# VibeVoice-ASR
[](https://huggingface.co/microsoft/VibeVoice-ASR)
[](https://aka.ms/vibevoice-asr)
**VibeVoice-ASR** is a unified speech-to-text model designed to handle **60-minute long-form audio** in a single pass, generating structured transcriptions containing **Who (Speaker), When (Timestamps), and What (Content)**, with support for **Customized Hotwords** and over **50 languages**.
**Model:** [VibeVoice-ASR-7B](https://huggingface.co/microsoft/VibeVoice-ASR)
**Demo:** [VibeVoice-ASR-Demo](https://aka.ms/vibevoice-asr)
**Report:** [VibeVoice-ASR-Report](https://arxiv.org/pdf/2601.18184)
**Finetuning:** [finetune-guide](../finetuning-asr/README.md)

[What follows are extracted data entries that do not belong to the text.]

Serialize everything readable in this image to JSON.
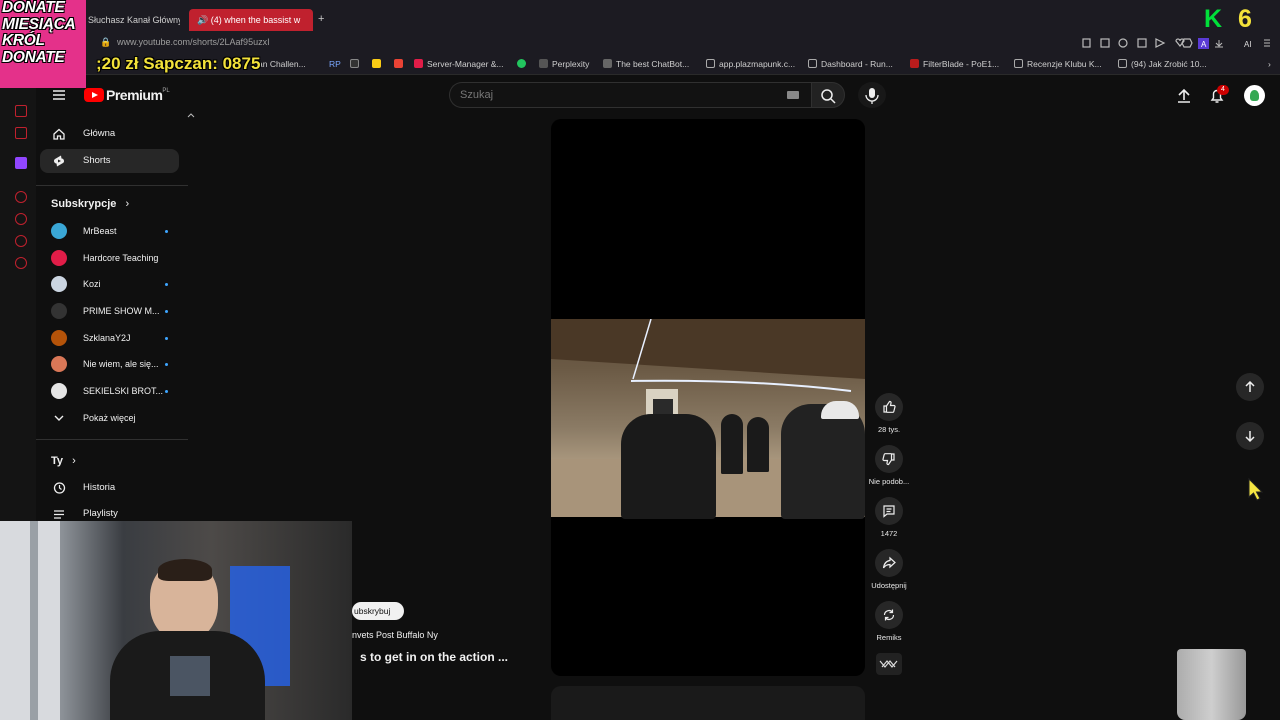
{
  "overlay": {
    "donate_lines": [
      "DONATE",
      "MIESIĄCA",
      "KRÓL",
      "DONATE"
    ],
    "goal_text": ";20 zł Sapczan: 0875",
    "k_badge": "K",
    "k_count": "6"
  },
  "browser": {
    "tabs": [
      {
        "label": "Słuchasz Kanał Główny"
      },
      {
        "label": "(4) when the bassist w"
      }
    ],
    "new_tab_label": "+",
    "url": "www.youtube.com/shorts/2LAaf95uzxI",
    "ai_label": "AI",
    "bookmarks": [
      {
        "label": "an Challen...",
        "color": "#444"
      },
      {
        "label": "RP",
        "color": "#3b82f6"
      },
      {
        "label": "S",
        "color": "#333"
      },
      {
        "label": "",
        "color": "#facc15"
      },
      {
        "label": "M",
        "color": "#ea4335"
      },
      {
        "label": "Server-Manager &...",
        "color": "#e11d48"
      },
      {
        "label": "",
        "color": "#22c55e"
      },
      {
        "label": "Perplexity",
        "color": "#555"
      },
      {
        "label": "The best ChatBot...",
        "color": "#555"
      },
      {
        "label": "app.plazmapunk.c...",
        "color": "#555"
      },
      {
        "label": "Dashboard - Run...",
        "color": "#555"
      },
      {
        "label": "FilterBlade - PoE1...",
        "color": "#b91c1c"
      },
      {
        "label": "Recenzje Klubu K...",
        "color": "#555"
      },
      {
        "label": "(94) Jak Zrobić 10...",
        "color": "#555"
      }
    ]
  },
  "youtube": {
    "logo_text": "Premium",
    "logo_region": "PL",
    "search_placeholder": "Szukaj",
    "notif_count": "4",
    "nav": [
      {
        "label": "Główna"
      },
      {
        "label": "Shorts"
      }
    ],
    "subs_header": "Subskrypcje",
    "subscriptions": [
      {
        "name": "MrBeast",
        "color": "#3aa7d6"
      },
      {
        "name": "Hardcore Teaching",
        "color": "#e11d48"
      },
      {
        "name": "Kozi",
        "color": "#cbd5e1"
      },
      {
        "name": "PRIME SHOW M...",
        "color": "#333"
      },
      {
        "name": "SzklanaY2J",
        "color": "#b45309"
      },
      {
        "name": "Nie wiem, ale się...",
        "color": "#d97757"
      },
      {
        "name": "SEKIELSKI BROT...",
        "color": "#e5e5e5"
      }
    ],
    "show_more": "Pokaż więcej",
    "you_header": "Ty",
    "you_items": [
      {
        "label": "Historia"
      },
      {
        "label": "Playlisty"
      }
    ]
  },
  "short": {
    "like_count": "28 tys.",
    "dislike_label": "Nie podob...",
    "comment_count": "1472",
    "share_label": "Udostępnij",
    "remix_label": "Remiks",
    "subscribe_label": "ubskrybuj",
    "channel_name": "nvets Post Buffalo Ny",
    "title": "s to get in on the action ..."
  }
}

**vLLM:** [vLLM-asr](./vibevoice-vllm-asr.md)
## 🔥 Key Features
- **🕒 60-minute Single-Pass Processing**:
Unlike conventional ASR models that slice audio into short chunks (often losing global context), VibeVoice ASR accepts up to **60 minutes** of continuous audio input within 64K token length. This ensures consistent speaker tracking and semantic coherence across the entire hour.
- **👤 Customized Hotwords**:
Users can provide customized hotwords (e.g., specific names, technical terms, or background info) to guide the recognition process, significantly improving accuracy on domain-specific content.
- **📝 Rich Transcription (Who, When, What)**:
The model jointly performs ASR, diarization, and timestamping, producing a structured output that indicates *who* said *what* and *when*.
- **🌍 Multilingual & Code-Switching Support**:
It supports over 50 languages, requires no explicit language setting, and natively handles code-switching within and across utterances. Language distribution can be found [here](#language-distribution).
## 🏗️ Model Architecture
# Demo
https://github.com/user-attachments/assets/acde5602-dc17-4314-9e3b-c630bc84aefa
## Evaluation


## Installation
We recommend to use NVIDIA Deep Learning Container to manage the CUDA environment.
1. Launch docker
```bash
# NVIDIA PyTorch Container 24.07 ~ 25.12 verified.
# Previous versions are also compatible.
sudo docker run --privileged --net=host --ipc=host --ulimit memlock=-1:-1 --ulimit stack=-1:-1 --gpus all --rm -it nvcr.io/nvidia/pytorch:25.12-py3
## If flash attention is not included in your docker environment, you need to install it manually
## Refer to https://github.com/Dao-AILab/flash-attention for installation instructions
# pip install flash-attn --no-build-isolation
```
2. Install from github
```bash
git clone https://github.com/microsoft/VibeVoice.git
cd VibeVoice
pip install -e .
```
## Usages
### Usage 1: Launch Gradio demo
```bash
apt update && apt install ffmpeg -y # for demo
python demo/vibevoice_asr_gradio_demo.py --model_path microsoft/VibeVoice-ASR --share
```
### Usage 2: Inference from files directly
```bash
python demo/vibevoice_asr_inference_from_file.py --model_path microsoft/VibeVoice-ASR --audio_files [add a audio path here]
```
## Finetuning
LoRA (Low-Rank Adaptation) fine-tuning is supported. See [Finetuning](../finetuning-asr/README.md) for detailed guide.
## Results
### Multilingual
| Dataset | Language | DER | cpWER | tcpWER | WER |
|----------------|-----------|------|-------|--------|------|
| MLC-Challenge | English | 4.28 | 11.48 | 13.02 | 7.99 |
| MLC-Challenge | French | 3.80 | 18.80 | 19.64 | 15.21 |
| MLC-Challenge | German | 1.04 | 17.10 | 17.26 | 16.30 |
| MLC-Challenge | Italian | 2.08 | 15.76 | 15.91 | 13.91 |
| MLC-Challenge | Japanese | 0.82 | 15.33 | 15.41 | 14.69 |
| MLC-Challenge | Korean | 4.52 | 15.35 | 16.07 | 9.65 |
| MLC-Challenge | Portuguese| 7.98 | 29.91 | 31.65 | 21.54 |
| MLC-Challenge | Russian | 0.90 | 12.94 | 12.98 | 12.40 |
| MLC-Challenge | Spanish | 2.67 | 10.51 | 11.71 | 8.04 |
| MLC-Challenge | Thai | 4.09 | 14.91 | 15.57 | 13.61 |
| MLC-Challenge | Vietnamese| 0.16 | 14.57 | 14.57 | 14.43 |
---
| Dataset | Language | DER | cpWER | tcpWER | WER |
|----------------|-----------|------|-------|--------|------|
| AISHELL-4 | Chinese | 6.77 | 24.99 | 25.35 | 21.40 |
| AMI-IHM | English | 11.92| 20.41 | 20.82 | 18.81 |
| AMI-SDM | English | 13.43| 28.82 | 29.80 | 24.65 |
| AliMeeting | Chinese | 10.92| 29.33 | 29.51 | 27.40 |
| MLC-Challenge | Average | 3.42 | 14.81 | 15.66 | 12.07|
## Language Distribution
## 📄 License
This project is licensed under the [MIT License](../LICENSE).